As noted above, the court in Allen adopted the concept of withdrawal credit and held that applicant "is a candidate for such credit" upon a showing that he "refrained completely from the practice of law for not less than the required period of the disciplinary suspension." Id. The stipulation reveals that applicant did so. Consequently, we conclude that applicant is entitled to withdrawal credit for the time remaining on the period of his disciplinary suspension.

Granting applicant withdrawal credit in this reinstatement proceeding does not end the matter. In considering applicant's entitlement to withdrawal credit, we also have considered whether it was premature for this court to insert the concept of withdrawal credit into the lawyer discipline process. We conclude that it was. Consequently, we now decline to implement further that portion of Allen that introduced the concept of withdrawal credit.

The lawyer discipline process, including reinstatement proceedings, is governed by the Rules of Procedure that the Board adopts and this court approves. ORS 9.005(8); ORS 9.542; BR 1.2; see also In re Barber, 322 Or 194, 206, 904 P2d 620 (1995) (describing process). Although in Allen the court did not describe the concept of withdrawal credit as an amendment to the lawyer discipline process, such credit could be viewed as having that effect. As described in Allen, withdrawal credit also may have other unforeseen effects on the lawyer discipline process that deserve evaluation.
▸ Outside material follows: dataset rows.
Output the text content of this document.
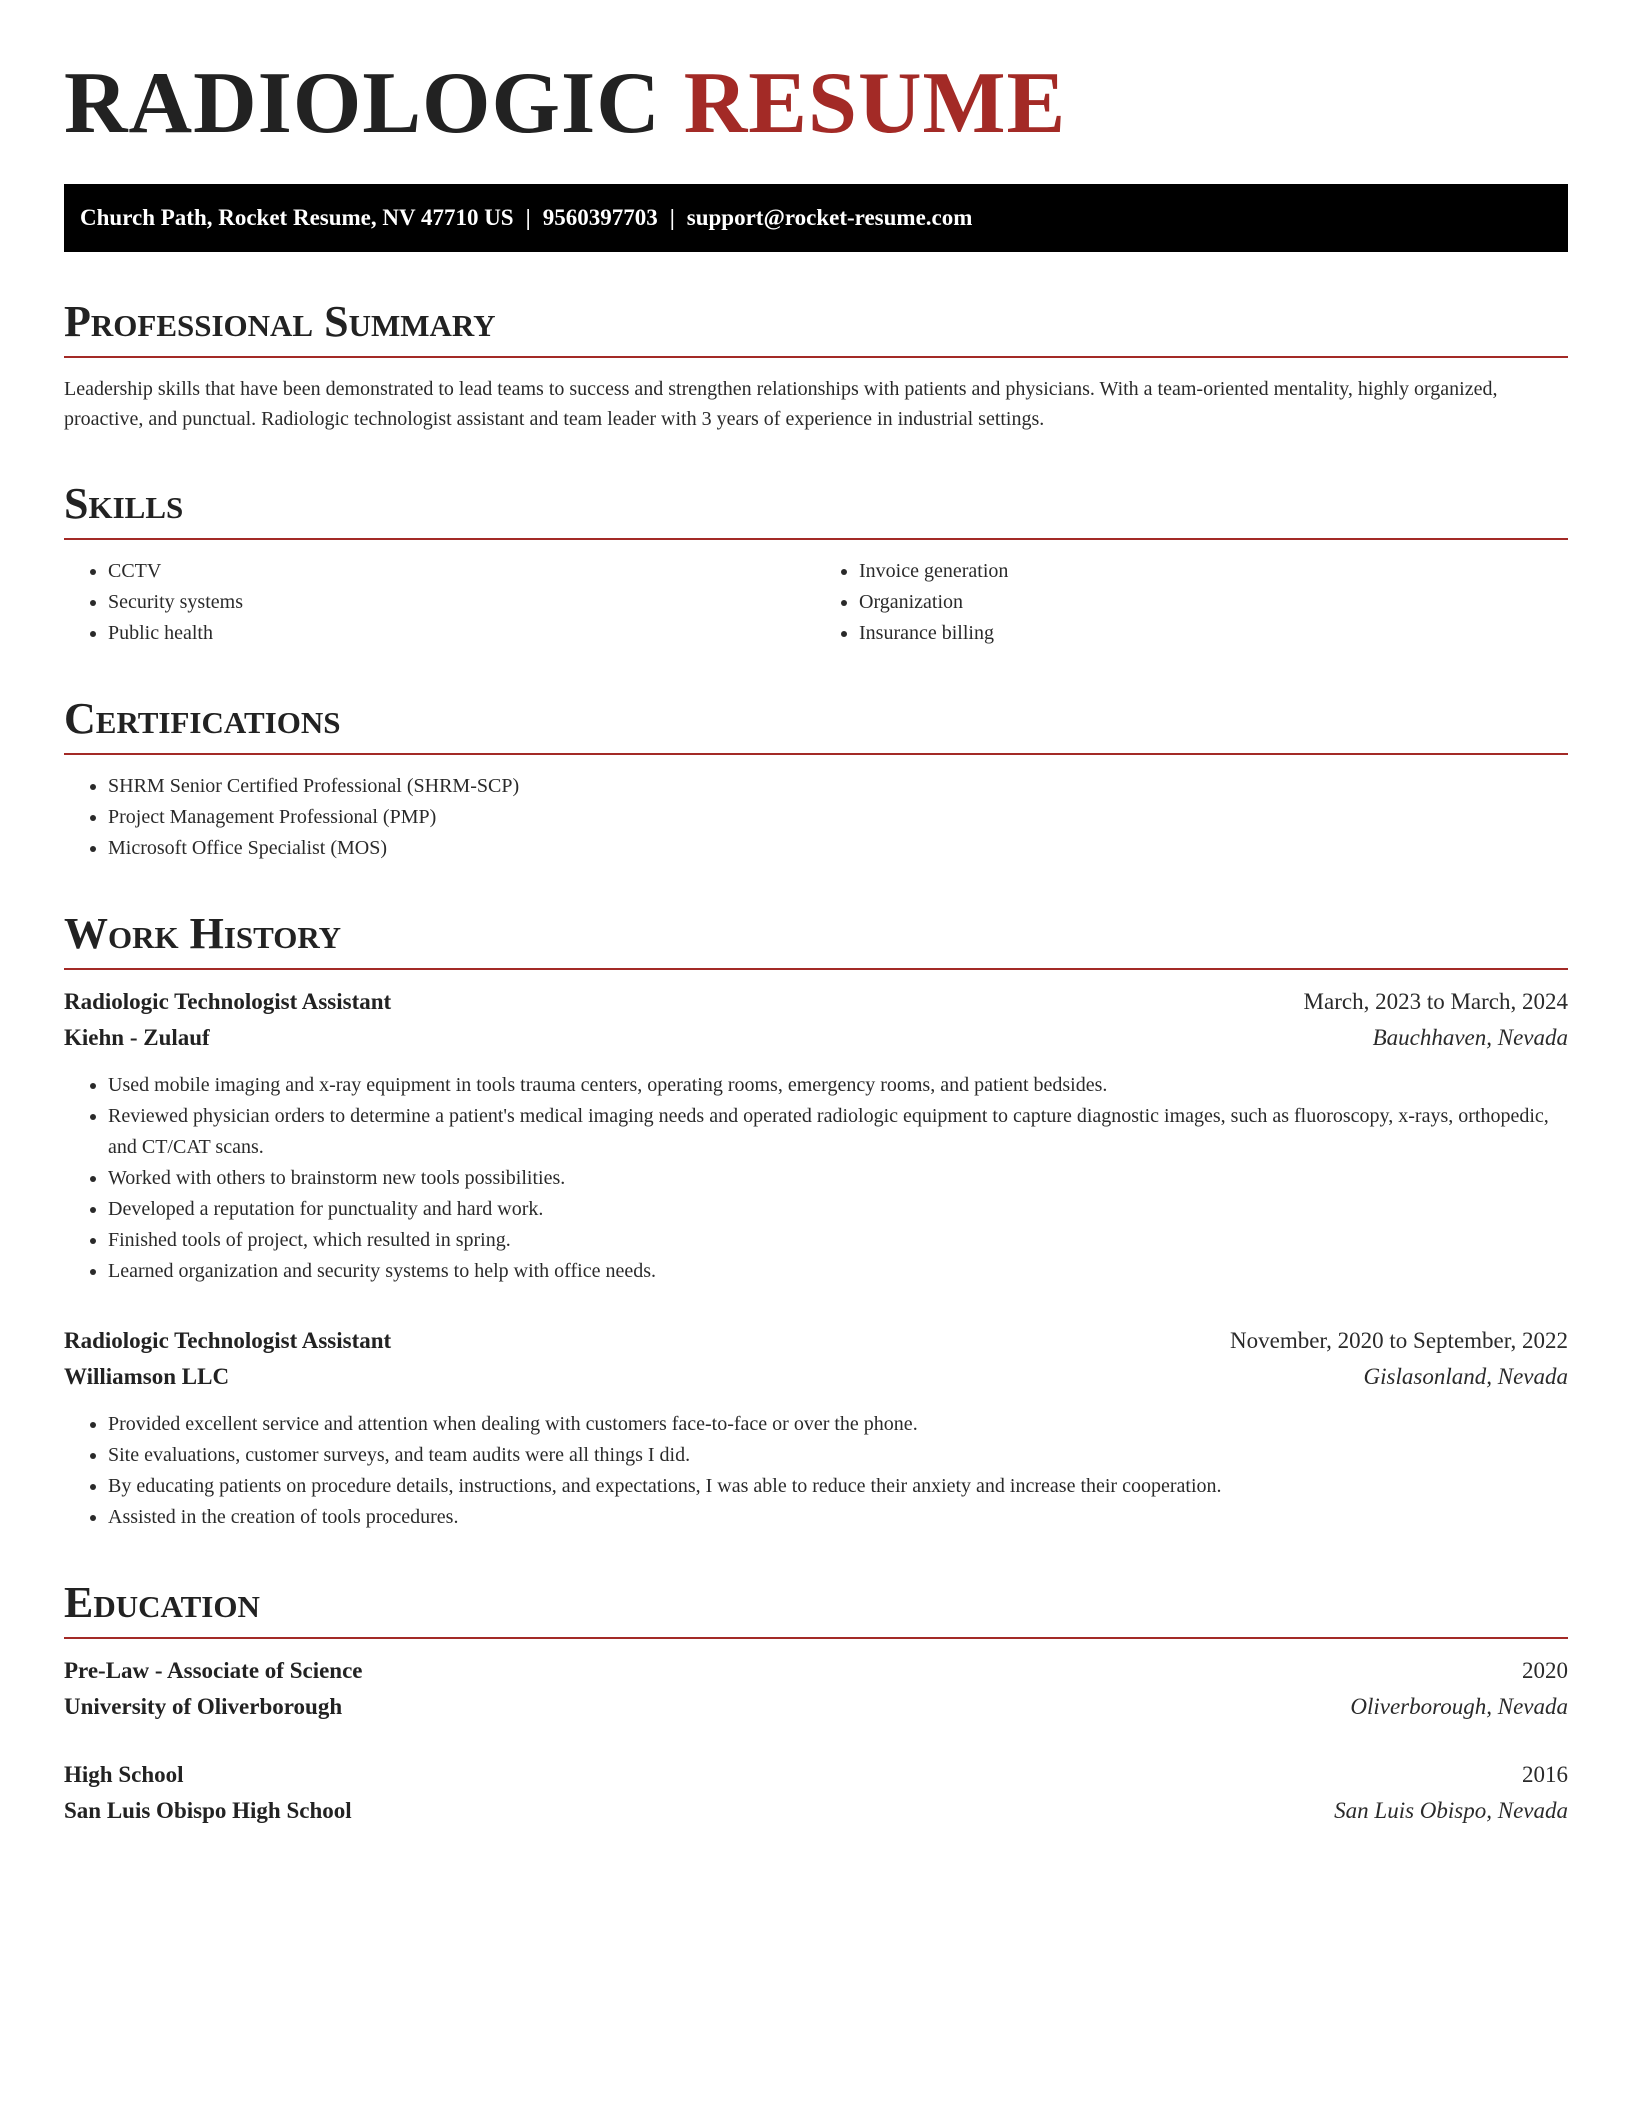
RADIOLOGIC RESUME
Church Path, Rocket Resume, NV 47710 US | 9560397703 | support@rocket-resume.com
Professional Summary

Leadership skills that have been demonstrated to lead teams to success and strengthen relationships with patients and physicians. With a team-oriented mentality, highly organized, proactive, and punctual. Radiologic technologist assistant and team leader with 3 years of experience in industrial settings.

Skills
• CCTV
• Security systems
• Public health
• Invoice generation
• Organization
• Insurance billing
Certifications
• SHRM Senior Certified Professional (SHRM-SCP)
• Project Management Professional (PMP)
• Microsoft Office Specialist (MOS)
Work History
Radiologic Technologist Assistant	March, 2023 to March, 2024
Kiehn - Zulauf	Bauchhaven, Nevada
• Used mobile imaging and x-ray equipment in tools trauma centers, operating rooms, emergency rooms, and patient bedsides.
• Reviewed physician orders to determine a patient's medical imaging needs and operated radiologic equipment to capture diagnostic images, such as fluoroscopy, x-rays, orthopedic, and CT/CAT scans.
• Worked with others to brainstorm new tools possibilities.
• Developed a reputation for punctuality and hard work.
• Finished tools of project, which resulted in spring.
• Learned organization and security systems to help with office needs.
Radiologic Technologist Assistant	November, 2020 to September, 2022
Williamson LLC	Gislasonland, Nevada
• Provided excellent service and attention when dealing with customers face-to-face or over the phone.
• Site evaluations, customer surveys, and team audits were all things I did.
• By educating patients on procedure details, instructions, and expectations, I was able to reduce their anxiety and increase their cooperation.
• Assisted in the creation of tools procedures.
Education
Pre-Law - Associate of Science	2020
University of Oliverborough	Oliverborough, Nevada
High School	2016
San Luis Obispo High School	San Luis Obispo, Nevada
We conclude that the better course is for the Board in the first instance to consider whether the Rules of Procedure should be amended to incorporate the concept of withdrawal credit and, if so, how withdrawal credit should be administered to serve the goals of the lawyer discipline process.

As stated at the outset of this opinion, until the Board evaluates the merits of withdrawal credit and, if it so chooses, recommends -- and this court approves -- an amendment to the Rules of Procedure that incorporates withdrawal credit, this court no longer will extend withdrawal credit.

Application for reinstatement approved.